Midterm 2 Review Qs Flashcards
Which antibody is NOT known to fix compliment?
A. anti-Jka
B. anti-P
C. anti-B
D. anti-k
D. anti-k
All Kidd Need Pretransfusion
Which antithetical pair is NOT a high/low incidence pair?
A. Lua/Lub
B. Dia/Dib
C.Fya/Fyb
D.K/k
C. Fya/Fyb
Even distribution in the Duffy antithetical pair
Which antibody is known to demonstrate dosage?
A. anti-Jka
B. anti-P
C. anti-Lea
D. Anti-U
A. anti - Jka
The dosage effect is most prominently identified in antibodies associated with the Duffy, Kidd, Rh and MNS blood group systems.
Which antigen system is the entry point for Plasmodium Falciparum?
A. MNS
B. Lutheran
C. Duffy
D. Rhesus
A. MNS
Duffy is P.vivax
Secretor status is coded on chromosome 19, which of the following systems is also on this chromosome?
A. Kell
B. Duffy
C. Lutheran
D. P/Glob
C. Lutheran
Which antigen system is involved in urea transport in the cell?
A. Duffy
B. Kell
C. Kidd
D. P
C. Kidd
Chromosome 18 codes for a multiphase human erythrocyte urea transport gene called HUT II. Important for urine concentration.
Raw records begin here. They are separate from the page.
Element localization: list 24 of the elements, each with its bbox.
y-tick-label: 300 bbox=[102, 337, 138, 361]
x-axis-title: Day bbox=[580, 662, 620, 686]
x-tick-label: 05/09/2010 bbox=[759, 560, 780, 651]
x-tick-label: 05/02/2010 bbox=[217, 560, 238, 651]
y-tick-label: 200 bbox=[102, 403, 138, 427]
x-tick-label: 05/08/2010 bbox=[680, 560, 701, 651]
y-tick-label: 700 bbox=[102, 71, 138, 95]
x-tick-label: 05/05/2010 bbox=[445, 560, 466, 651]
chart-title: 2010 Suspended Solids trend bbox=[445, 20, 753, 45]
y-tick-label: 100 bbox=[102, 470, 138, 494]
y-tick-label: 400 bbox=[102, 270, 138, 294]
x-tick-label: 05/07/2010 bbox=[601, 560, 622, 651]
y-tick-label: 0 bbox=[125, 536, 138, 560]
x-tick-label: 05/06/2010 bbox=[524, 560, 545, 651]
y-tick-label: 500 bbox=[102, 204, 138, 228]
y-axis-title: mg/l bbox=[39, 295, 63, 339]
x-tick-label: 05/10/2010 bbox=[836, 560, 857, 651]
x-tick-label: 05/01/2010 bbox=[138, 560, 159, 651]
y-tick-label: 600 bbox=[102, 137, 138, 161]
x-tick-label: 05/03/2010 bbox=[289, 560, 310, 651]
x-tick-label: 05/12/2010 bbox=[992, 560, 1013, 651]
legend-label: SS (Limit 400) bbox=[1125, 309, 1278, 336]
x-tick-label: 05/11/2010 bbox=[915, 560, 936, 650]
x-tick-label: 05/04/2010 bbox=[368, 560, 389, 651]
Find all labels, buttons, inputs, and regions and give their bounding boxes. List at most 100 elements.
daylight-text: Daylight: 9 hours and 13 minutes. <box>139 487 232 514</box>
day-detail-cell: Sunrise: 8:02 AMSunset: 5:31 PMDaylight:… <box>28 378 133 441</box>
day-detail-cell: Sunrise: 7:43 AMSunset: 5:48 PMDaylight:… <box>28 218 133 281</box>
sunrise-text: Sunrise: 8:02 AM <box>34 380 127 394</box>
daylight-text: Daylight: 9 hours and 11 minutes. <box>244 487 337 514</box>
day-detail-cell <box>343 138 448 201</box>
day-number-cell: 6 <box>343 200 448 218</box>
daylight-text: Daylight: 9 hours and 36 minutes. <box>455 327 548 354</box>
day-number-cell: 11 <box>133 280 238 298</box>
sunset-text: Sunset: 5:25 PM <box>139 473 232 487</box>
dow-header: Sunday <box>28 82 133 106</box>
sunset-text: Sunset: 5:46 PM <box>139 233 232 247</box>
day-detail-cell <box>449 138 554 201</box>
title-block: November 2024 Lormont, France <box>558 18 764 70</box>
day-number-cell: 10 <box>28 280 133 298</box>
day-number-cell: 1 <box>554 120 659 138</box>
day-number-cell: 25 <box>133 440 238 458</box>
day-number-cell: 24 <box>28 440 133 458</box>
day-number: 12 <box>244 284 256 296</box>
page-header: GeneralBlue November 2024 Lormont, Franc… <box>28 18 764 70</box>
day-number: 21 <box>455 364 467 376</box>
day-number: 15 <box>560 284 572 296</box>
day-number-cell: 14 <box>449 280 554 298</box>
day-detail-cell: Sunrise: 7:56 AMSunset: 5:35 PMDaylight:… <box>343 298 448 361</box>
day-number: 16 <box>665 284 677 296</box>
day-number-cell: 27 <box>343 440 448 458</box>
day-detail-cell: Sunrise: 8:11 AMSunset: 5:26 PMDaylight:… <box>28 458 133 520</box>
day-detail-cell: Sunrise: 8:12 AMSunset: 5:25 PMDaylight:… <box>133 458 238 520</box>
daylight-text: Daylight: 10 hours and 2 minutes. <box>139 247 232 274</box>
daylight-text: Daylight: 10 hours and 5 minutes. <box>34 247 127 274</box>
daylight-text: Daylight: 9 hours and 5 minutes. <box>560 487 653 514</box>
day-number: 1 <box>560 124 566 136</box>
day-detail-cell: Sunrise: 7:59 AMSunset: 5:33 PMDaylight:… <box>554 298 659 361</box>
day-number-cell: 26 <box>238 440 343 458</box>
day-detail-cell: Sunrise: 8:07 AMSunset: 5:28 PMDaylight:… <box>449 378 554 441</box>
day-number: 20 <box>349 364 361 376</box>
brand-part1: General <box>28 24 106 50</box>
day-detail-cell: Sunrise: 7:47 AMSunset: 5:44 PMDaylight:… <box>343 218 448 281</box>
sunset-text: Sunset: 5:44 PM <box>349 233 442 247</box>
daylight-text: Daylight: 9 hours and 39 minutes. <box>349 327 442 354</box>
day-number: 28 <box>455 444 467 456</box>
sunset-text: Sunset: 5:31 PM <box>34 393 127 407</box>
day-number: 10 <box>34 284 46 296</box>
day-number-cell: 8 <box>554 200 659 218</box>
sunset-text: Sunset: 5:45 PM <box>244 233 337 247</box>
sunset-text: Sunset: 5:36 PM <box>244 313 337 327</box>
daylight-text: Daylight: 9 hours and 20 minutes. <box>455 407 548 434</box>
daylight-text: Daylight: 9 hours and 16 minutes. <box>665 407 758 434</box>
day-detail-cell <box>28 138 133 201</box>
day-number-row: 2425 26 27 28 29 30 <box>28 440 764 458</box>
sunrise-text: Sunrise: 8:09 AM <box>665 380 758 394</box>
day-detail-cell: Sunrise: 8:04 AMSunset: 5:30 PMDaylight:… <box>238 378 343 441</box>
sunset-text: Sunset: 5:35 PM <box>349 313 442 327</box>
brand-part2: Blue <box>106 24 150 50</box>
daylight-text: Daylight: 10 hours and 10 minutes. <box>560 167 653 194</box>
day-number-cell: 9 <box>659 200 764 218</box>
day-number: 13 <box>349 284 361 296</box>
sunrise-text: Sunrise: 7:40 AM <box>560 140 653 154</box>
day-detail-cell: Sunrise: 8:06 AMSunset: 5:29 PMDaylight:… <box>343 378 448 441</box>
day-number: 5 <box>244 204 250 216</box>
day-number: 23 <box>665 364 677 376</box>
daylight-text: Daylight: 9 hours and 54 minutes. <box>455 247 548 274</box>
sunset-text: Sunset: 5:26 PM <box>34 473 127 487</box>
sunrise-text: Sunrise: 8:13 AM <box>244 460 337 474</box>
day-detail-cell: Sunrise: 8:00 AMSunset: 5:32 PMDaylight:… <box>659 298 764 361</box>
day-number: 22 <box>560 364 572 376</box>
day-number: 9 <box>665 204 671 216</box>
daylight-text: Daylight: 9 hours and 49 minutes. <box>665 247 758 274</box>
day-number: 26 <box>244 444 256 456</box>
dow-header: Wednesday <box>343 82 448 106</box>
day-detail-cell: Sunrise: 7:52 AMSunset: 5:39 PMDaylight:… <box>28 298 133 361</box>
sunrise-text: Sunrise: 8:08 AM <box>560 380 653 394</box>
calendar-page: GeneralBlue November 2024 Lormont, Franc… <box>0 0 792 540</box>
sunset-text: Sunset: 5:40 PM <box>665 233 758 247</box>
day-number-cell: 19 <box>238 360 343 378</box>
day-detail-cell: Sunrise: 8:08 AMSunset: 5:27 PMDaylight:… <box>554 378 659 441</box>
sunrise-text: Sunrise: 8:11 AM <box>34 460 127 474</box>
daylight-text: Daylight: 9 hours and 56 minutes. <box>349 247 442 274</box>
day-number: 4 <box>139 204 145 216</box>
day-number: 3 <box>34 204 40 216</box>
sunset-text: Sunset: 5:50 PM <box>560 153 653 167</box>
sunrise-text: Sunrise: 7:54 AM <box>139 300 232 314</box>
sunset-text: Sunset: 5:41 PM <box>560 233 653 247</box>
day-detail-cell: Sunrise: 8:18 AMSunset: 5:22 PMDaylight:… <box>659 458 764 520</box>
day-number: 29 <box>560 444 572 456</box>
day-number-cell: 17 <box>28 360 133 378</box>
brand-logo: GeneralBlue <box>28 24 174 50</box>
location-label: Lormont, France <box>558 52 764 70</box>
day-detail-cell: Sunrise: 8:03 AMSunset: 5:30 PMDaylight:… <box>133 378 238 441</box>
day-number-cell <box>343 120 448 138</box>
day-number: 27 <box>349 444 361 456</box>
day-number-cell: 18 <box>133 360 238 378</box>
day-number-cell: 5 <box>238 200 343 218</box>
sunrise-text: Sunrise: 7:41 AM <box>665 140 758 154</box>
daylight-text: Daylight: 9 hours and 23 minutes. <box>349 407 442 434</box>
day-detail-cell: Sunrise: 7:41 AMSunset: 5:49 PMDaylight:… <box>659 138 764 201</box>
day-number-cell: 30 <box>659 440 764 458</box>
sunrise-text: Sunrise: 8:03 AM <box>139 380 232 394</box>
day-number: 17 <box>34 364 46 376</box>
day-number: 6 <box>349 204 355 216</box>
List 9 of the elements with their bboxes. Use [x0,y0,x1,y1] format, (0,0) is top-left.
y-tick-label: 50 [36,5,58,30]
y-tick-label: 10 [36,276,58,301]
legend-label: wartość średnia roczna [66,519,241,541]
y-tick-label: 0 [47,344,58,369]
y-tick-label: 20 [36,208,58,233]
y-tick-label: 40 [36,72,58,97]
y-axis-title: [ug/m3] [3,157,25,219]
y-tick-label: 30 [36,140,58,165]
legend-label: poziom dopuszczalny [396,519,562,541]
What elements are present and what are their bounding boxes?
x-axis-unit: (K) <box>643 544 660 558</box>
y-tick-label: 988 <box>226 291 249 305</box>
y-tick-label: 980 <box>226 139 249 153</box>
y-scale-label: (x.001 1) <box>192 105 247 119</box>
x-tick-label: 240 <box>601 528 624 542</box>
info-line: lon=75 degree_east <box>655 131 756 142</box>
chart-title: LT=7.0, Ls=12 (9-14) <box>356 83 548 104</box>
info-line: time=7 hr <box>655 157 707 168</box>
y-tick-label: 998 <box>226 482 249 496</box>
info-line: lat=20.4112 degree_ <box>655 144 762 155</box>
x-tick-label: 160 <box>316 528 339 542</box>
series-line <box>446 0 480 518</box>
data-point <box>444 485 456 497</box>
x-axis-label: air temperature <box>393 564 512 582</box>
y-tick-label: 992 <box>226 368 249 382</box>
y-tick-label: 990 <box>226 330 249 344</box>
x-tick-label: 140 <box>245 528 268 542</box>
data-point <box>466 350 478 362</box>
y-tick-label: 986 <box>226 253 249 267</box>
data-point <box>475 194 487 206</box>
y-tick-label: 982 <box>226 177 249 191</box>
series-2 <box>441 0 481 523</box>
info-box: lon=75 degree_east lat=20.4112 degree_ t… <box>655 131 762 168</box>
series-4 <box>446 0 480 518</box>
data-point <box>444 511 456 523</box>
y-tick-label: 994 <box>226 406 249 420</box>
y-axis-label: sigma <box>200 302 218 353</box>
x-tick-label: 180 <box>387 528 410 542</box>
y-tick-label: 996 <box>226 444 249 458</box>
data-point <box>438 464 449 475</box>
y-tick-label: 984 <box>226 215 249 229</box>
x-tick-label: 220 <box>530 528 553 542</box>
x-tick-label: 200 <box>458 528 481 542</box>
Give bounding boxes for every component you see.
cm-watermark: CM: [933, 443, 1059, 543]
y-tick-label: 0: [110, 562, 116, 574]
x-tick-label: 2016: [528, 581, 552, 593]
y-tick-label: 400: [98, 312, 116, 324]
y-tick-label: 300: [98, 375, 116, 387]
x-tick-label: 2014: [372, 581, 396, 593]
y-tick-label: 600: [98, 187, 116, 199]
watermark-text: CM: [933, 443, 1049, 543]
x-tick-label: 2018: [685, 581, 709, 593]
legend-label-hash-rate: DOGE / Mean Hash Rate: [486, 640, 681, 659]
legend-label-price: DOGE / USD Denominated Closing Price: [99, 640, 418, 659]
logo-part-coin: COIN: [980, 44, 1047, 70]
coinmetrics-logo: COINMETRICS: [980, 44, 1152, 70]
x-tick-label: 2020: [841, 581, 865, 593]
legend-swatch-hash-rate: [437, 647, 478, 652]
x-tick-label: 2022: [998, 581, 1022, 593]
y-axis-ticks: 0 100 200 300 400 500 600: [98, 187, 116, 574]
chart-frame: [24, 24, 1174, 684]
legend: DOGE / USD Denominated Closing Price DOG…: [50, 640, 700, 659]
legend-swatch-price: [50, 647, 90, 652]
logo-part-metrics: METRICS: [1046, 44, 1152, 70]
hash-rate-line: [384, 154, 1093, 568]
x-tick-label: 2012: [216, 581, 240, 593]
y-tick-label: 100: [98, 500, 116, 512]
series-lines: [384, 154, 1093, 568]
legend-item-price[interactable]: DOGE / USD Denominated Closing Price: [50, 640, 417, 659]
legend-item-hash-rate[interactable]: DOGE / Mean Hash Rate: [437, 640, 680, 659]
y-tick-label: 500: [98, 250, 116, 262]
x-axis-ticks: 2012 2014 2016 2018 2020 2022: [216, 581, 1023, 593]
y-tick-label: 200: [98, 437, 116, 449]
Jk null red cells resist 2M urea lysis
Which antibody is associated with paroxysmal cold hemoglobinuria?
A. anti-P1
B. anti-P
C. anti-M
D. Anti-I
B. anti-P
anti-P1 has no special features. anti-M’s special feature is malaria, anti-I has no special features.
Which antibody classically gibes mixed field agglutination reactions?
A. anti-Lea
B. anti-Lub
C. anti-I
D. Anti-D
B. anti-Lub
Which antibody is considered a warm acting antibody?
A. anti-M
B. anti-N
C. anti-S
D. Anti-Lua
C. anti-S
Which phenotype is NOT a null phenotype
A. JK3-
B. U-
C. Fy(a-b-)
D. k-
D. k-
This is an antithetical pair of K.
Which antibody is most commonly associated with delayed hemolytic transfusion reactions?
A. anti-s
B. anti-k
C. anti-Lua
D. Anti-Jka
D. Anti-Jka
Kidd are mostly cause delayed hemolytic transfusion reactions.
Kidd antibodies are notorious for two things, having a high titer that goes away fast and for showing adage. This means a homozygous Jkb+ person could get a transfusion that immunizes them to make an anti-jha that would react with the transfused cells and then become not detectible within 3 weeks after it is formed. As the serological detectability of this antibody weakens, it will have stronger reactivity with homozygous cells than with heterozygous cells. This change in titer makes them a common cause of delayed hemolytic transfusion reactions because they often are not detectable serologically until the patient has been given incompatible blood.
Which of the following phenotypes may make an allo-anti-U?
A. M+N+,S+,s-
B. M+N-S-,s-
C. M-N+S-s+
D.M+N-S+s+
B. M+N-S-s-
Weiner found that all S-s- patients were also U- in 1953. high prevalence U antigen named for “universal prevalence.
Which phenotype is considered homozygous?
A. R1r”
B. Fy(a+b+)
C. JK(a-b+)
D. K+k+
C. JK (a-b+)
Your facility has a rule to not phenotype units for antigens that are <10% prevalent in the populations. Which clinically significant antibody might they miss?
A. E
B. Lea
C. S
D. K
D. K
E is 30%, Lea is 70%, and S is 50%.
Which Duffy phenotype is prevalent in the black population but nearly non-existent in caucasians?
A. Fy(a+b+)
B. Fy(a+b-)
C. Fy(a-b+)
D. Fy(a-b-)
D. Fy(a-b-)
This is rare in the white population. 68% in the black population and 0% in the asian population.
Of significance is the fact that Duffy null red cells are VERY common on African American cells. This ACKR1 is a receptor for pro inflammatory cytokine that are involved in activation of white blood cells, binding molecules responsible for cell-to-cell communication, and essentially acting as a biological sponge for excess chemokines.